You are the emergency department (ED) nurse caring for an adult patient who was in a motor vehicle accident. Radiography reveals an ulnar fracture. What type of pain are you addressing when you provide care for this patient?
- A. Chronic
- B. Acute
- C. Intermittent
- D. Osteopenic
Correct Answer: B
Rationale: Acute pain is usually of recent onset and commonly associated with a specific injury. Acute pain indicates that damage or injury has occurred. Chronic pain is constant or intermittent pain that persists beyond the expected healing time and that can seldom be attributed to a specific cause or injury. Phantom pain occurs when the body experiences a loss, such as an amputation, and still feels pain in the missing part. Osteopenic pain is not a recognized category of pain.

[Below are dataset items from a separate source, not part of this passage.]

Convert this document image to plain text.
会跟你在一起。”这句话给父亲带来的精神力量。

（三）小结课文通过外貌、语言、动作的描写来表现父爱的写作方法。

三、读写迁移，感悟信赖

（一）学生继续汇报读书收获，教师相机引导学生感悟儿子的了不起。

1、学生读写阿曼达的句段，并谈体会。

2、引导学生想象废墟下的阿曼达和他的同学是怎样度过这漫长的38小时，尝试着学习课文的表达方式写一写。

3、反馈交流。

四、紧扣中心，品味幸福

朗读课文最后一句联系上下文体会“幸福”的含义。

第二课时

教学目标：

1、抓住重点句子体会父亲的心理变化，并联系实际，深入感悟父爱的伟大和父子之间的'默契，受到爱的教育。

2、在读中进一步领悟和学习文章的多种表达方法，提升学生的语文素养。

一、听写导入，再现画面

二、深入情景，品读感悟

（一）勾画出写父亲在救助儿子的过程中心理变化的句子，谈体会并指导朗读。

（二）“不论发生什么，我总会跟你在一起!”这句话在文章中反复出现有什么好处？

You are caring for a patient admitted to the medical-surgical unit after falling from a horse. The patient states I hurt so bad. I suffer from chronic pain anyway, and now it is so much worse. When planning the patients care, what variables should you consider? Select all that apply.
- A. How the presence of pain affects patients and families
- B. Resources that can assist the patient with pain management
- C. The influence of the patients cognition on her pain
- D. The advantages and disadvantages of available pain-relief strategies
- E. The difference between acute and intermittent pain
Correct Answer: A,B,D
Rationale: Nurses should understand the effects of chronic pain on patients and families and should be knowledgeable about pain-relief strategies and appropriate resources to assist effectively with pain management. There is no evidence of cognitive deficits in this patient and the difference between acute and intermittent pain has no immediate bearing on this patients care.